I would expect the spherical bowl crystals to give the
best result but I have never worked with thespherical
on one side type and would really like to hear how you
find them.



 
01:00 Sep-05-1996

Splitt

R & D, -
Private,
Germany,
Joined Nov 1998
38
Re: Centre freqencies and focusing variations Centre frequencies and focusing variation

1. I fully understand your problems with the frequencies
of high frequency PVDF probes as we have made similar
experiences in the past.

The most important point are the measurement
conditions.

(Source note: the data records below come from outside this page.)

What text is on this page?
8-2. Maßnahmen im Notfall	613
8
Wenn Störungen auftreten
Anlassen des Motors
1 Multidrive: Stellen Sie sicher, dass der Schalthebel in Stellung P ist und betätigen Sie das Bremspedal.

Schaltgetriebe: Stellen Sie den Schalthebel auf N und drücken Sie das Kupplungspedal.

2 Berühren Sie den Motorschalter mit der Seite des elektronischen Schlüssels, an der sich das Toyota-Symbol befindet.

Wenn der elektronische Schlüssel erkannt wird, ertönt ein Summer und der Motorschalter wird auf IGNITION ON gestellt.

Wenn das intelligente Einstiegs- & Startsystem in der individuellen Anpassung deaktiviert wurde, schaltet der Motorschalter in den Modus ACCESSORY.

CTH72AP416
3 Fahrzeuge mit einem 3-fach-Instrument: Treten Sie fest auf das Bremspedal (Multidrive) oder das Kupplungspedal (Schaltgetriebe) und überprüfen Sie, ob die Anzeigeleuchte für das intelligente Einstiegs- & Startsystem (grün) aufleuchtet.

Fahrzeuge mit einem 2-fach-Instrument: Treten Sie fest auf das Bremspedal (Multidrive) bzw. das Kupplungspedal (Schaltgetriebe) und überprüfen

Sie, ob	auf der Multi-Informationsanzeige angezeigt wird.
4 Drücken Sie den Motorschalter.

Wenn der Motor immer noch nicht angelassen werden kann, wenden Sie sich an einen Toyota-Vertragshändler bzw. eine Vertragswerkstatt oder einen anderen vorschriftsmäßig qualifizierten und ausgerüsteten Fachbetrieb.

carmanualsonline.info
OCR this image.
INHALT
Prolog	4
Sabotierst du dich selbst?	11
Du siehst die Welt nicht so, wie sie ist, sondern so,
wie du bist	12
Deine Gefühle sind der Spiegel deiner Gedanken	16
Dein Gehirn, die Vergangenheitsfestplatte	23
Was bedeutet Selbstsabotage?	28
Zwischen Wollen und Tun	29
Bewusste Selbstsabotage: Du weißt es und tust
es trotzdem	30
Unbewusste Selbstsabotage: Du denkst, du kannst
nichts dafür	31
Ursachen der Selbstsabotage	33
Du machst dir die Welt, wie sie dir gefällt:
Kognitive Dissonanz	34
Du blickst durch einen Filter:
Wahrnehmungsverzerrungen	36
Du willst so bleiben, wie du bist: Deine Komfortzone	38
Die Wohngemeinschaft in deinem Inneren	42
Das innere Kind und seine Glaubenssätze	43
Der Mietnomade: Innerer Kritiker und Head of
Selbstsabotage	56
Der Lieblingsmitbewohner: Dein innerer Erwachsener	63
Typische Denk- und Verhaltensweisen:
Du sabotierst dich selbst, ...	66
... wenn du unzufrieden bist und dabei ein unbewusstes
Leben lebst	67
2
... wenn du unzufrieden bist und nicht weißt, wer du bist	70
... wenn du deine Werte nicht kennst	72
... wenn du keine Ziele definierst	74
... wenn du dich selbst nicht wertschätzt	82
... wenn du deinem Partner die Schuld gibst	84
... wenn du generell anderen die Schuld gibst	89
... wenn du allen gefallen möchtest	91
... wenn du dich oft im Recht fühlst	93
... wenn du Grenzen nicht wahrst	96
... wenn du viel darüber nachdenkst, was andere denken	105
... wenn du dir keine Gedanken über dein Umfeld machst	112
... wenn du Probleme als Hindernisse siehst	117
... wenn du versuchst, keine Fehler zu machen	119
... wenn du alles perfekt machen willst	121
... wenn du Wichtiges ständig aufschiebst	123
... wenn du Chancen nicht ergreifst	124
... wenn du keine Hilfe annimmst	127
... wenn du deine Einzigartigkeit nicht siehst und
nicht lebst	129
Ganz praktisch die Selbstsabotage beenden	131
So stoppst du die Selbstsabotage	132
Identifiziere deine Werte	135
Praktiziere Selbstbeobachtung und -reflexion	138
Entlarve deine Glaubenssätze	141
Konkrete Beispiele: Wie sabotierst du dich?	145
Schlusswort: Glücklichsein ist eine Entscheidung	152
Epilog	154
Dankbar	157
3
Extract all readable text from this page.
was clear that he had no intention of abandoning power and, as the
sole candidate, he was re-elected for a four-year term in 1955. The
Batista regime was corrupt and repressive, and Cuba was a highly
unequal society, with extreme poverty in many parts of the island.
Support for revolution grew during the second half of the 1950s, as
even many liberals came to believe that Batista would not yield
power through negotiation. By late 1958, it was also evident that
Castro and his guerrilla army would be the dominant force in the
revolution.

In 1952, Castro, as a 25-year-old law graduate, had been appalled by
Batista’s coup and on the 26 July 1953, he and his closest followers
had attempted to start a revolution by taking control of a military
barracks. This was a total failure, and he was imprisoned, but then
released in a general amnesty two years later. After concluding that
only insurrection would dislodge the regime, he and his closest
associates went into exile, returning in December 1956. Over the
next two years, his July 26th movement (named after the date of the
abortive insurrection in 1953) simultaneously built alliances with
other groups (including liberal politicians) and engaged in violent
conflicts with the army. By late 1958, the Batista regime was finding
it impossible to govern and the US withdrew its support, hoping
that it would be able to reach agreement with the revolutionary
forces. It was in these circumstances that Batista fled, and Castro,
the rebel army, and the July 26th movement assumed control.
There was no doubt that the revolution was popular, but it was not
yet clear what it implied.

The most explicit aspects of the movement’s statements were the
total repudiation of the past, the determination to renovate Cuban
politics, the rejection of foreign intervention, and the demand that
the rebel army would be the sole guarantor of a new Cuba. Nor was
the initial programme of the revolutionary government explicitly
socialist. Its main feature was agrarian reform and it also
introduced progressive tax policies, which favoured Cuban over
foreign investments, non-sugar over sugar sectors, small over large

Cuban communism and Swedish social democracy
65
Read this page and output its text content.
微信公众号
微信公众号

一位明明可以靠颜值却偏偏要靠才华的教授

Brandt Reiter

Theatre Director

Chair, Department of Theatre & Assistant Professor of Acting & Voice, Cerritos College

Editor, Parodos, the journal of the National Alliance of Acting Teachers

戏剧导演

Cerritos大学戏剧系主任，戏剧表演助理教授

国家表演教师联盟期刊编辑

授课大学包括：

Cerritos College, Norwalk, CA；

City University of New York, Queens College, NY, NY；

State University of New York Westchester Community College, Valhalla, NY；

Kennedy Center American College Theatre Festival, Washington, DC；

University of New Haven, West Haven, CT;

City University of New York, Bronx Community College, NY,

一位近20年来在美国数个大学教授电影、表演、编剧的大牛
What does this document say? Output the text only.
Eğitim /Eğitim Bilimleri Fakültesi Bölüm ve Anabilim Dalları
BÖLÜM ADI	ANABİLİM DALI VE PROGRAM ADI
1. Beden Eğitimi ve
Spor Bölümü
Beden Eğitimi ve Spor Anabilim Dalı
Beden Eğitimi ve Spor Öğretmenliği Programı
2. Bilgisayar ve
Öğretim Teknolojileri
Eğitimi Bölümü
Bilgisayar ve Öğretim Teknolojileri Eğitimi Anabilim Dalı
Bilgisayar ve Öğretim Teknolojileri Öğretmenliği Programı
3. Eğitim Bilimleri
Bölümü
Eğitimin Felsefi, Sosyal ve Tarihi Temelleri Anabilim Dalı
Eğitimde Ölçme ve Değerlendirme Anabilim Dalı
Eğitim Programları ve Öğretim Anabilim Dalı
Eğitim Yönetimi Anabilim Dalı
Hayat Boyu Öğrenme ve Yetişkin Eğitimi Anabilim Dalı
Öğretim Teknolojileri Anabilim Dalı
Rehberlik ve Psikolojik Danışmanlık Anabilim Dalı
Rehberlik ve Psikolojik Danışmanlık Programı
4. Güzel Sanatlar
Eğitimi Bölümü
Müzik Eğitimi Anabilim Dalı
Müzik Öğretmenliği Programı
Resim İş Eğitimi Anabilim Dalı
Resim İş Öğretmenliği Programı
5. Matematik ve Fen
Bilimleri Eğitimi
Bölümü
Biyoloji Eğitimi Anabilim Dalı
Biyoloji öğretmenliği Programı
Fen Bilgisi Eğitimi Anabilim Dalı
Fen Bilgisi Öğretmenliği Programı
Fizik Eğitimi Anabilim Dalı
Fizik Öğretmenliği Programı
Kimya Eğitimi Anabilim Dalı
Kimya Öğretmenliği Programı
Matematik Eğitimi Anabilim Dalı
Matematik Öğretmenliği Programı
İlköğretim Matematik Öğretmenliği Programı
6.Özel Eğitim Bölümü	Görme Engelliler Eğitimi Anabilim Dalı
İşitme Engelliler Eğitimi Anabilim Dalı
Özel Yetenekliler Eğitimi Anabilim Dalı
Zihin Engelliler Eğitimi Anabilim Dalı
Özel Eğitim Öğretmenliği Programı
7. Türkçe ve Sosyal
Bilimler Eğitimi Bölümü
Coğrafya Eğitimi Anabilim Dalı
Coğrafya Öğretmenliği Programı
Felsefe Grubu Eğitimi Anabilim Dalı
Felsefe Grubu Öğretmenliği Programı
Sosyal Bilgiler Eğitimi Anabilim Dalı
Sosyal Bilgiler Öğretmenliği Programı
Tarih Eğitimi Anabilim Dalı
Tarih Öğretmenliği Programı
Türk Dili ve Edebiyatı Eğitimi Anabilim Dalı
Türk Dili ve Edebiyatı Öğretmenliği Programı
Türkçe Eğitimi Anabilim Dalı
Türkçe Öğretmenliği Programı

As the sound attenuation in water is very
high and increases with the square of frequency, a
very short water path of only 1 to 2 mm is mandatory.
Otherwise the water will filter out the high frequency
content of the broad band spectrum and only the low
frequency end will pass resulting in 35 to 60 MHz for
a 100 MHz film.

The second point is a transmitter with a very short
rise time of only some nanoseconds to really excite
the high frequencies of the PVDF film. In addition
a short cable of some centimeters is recommended as
the capacity of the cable is in parallel to the low
capacity of the probe and builds a low path filter
together with the transmitter / receiver interface
electronics. The best solution is to directly connect
the probe to a miniaturized transmitter / pre-
amplifier modul without cable.

With the above described means you will get a centre
frequency of at least 80 MHz when using a 100 MHz PVDF
film.

2. In a first approximation I would guess that the
sound field structure is similair for all three cases
assuming that the effective crystal diameter,
frequency, bandwidth and the focus distance are
identical.

Of course, there can be severe differences in the
frequency content or pulse shape resp.. But this is
difficult to describe on a general basis as this
depends critically on the details of probe
construction as crystal material, backing, lens
material etc.. If you need good resolution and
reasonable sensitivity I would prefer the first
or the second design with a flat or curved element.
The third design with a grounded crystal may have
highest resolution but lower sensitivity.





 
01:36 Sep-06-1996
Klaus Brebøl
Re: Centre freqencies and focusing variations tell.

: - The cable lengths between the pulser, receiver and
: transducer are too long. Need to get all very close to
: transducer for best performance.

: - The part is curved and is distorting the return.

: An important test of high frequency systems is to
: examine the RF signal obtained for artifacts that would
: indicate impedance mismatches and other problems both in
: the electronics and the transducer. Generally you should
: expect a clean single cycle return.

:
: : 2. Recently we have had numerous application where
: : contact focused probes are useful. Three varieties
: : have been manufacured by different companies; one uses
: : flat elements and plastic lenses,
: : another uses spherically shaped elements of uniform
: : thickness and the third uses thick flat
: : piezo-elements ground to a spherical shape on one side.
: : What differences on beam shape and frequency content
: : can be expected.

: I would expect the spherical bowl crystals to give the
: best result but I have never worked with the spherical
: on one side type and would really like to hear how you
: find them.

Piezoceramic ground to sperical shape on only one side
seems to the kind of topic that pops up from time to
time. I used to work for the danish company Ferroperm,
and sometimes did we manufacture small quantities for
experiments. There can be manufacturing problems due to
the variation in thickness, as the poling field gets
very high in the thin regions. But nothing that cannot
be solved. To me it seems as a another good idea, that
never took of.

Robert A. Day was interested in some results, which I
cannot offer directly, but I can suggest a reference.

Kobayashi, T.:
Focusing Ultrasonic Transducer with Broad Bandwith
of the Plano-Concave and Plano-Convex Shapes.
Proceedings of the 4th Symposium on Ultrasonic Electronics,
Tokyo 1983, Japanese Jour. of appl. Phys. Vol. 23
(1984), Suppl.23-1,. pp122-124

According to my memory, more resent papers have been
published in IEEE trans. on sonics and ultrasonics, but
unfortunately do I not have any references.